Page Content for this Image:
{page_content}
Page Type:
{page_type}
Consistency Reference:
If Page Type is NOT [COVER]: Refer to the LAST GENERATED IMAGE as the canonical style anchor for design elements, color palette, typography, and overall aesthetic.
All subsequent generations MUST strictly reference the style established by the cover image to ensure complete visual consistency throughout the entire content album.
Compliance & Strict Exclusions (CRITICAL - DO NOT FAIL):
NO Xiaohongshu Branding: Absolutely DO NOT include any Xiaohongshu logos, watermarks, user IDs, or any branding elements of the platform itself.
NO External Watermarks/Logos: If any reference images provided (hypothetically, if the system had access to them) contain watermarks or logos (especially in the bottom right or top left corners), they MUST be removed or ignored in the generated image.
Design Requirements:
1. Overall Style:
- Must emulate a "Xiaohongshu viral post" aesthetic.
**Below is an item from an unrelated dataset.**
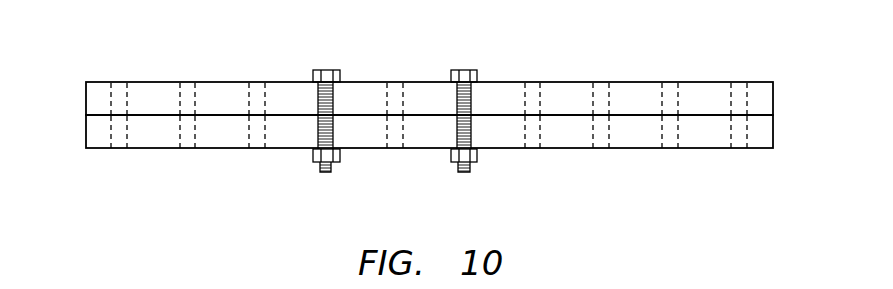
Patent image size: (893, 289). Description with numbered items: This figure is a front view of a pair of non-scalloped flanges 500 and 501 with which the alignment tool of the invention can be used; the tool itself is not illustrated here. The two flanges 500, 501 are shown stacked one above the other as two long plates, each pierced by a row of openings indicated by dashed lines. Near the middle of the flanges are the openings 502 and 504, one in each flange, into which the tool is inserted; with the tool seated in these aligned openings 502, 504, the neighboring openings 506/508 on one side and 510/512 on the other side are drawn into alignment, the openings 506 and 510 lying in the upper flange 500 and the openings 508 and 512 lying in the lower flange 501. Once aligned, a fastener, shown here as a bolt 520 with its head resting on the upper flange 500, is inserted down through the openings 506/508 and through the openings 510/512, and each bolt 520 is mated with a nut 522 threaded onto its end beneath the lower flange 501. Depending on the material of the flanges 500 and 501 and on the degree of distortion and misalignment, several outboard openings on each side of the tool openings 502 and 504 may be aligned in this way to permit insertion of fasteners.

- Clean, refined, and design-forward.
- Appealing to a young, modern audience.
- Harmonious color schemes with strong visual appeal.
2. Text Layout:
- Text must be clear, legible, and appropriately sized.
- Key information should be highlighted or emphasized.
- Aesthetic typography with good spacing and ample white space.
- Support for emojis and symbols.
For [COVER] type, the title must be large and eye-catching.
3. Visual Elements:
- Backgrounds should be clean but not monotonous.
- Can include decorative elements (e.g., icons, illustrations) that enhance the theme.
- Color palettes should be warm or fresh.
- Maintain a professional and polished feel.
4. Page Type Specific Requirements:
[COVER] Type:
- Title in the primary position, largest font size.
- Subtitle centered or directly below the title.
- Overall design must be highly attractive and impactful.
- Background can be richer with a clear visual focal point.
[CONTENT] Type:
- Information presented with clear hierarchy.
- List items displayed distinctly.
- Key points emphasized with color or bolding.
- Small illustrative icons can be used to aid explanation.
[SUMMARY] Type:
- Concluding text is prominent.
- Can include checkmark boxes or completion symbols.
- Evoke a sense of accomplishment and satisfaction.
- Incorporate encouraging visual elements.
5. Technical Specifications:
- Aspect Ratio: Strictly 3:4 vertical (standard Xiaohongshu dimension).
- High-definition quality.
- Optimized for mobile screen viewing.
- ALL TEXT CONTENT MUST BE COMPLETELY VISIBLE AND LEGIBLE.
- Orientation (CRITICAL): The layout MUST be designed for correct vertical viewing. NO horizontal rotations or inversions of text/elements are allowed.
6. Holistic Style Consistency (across the entire album):
To ensure a unified style across all generated images, carefully consider the following based on the full_outline and user_topic:
- Overall color scheme and palette.
- Dominant design aesthetic (e.g., fresh/tech/warm/professional).
- Consistency of visual elements and decorative motifs.
- Uniformity in layout and text presentation styles.
Contextual Information:
User's Original Topic/Demand:
{user_topic}
Full Content Outline Reference:
{full_outline}
Generate the image directly. DO NOT include any phone borders, frames, or white margins around the image.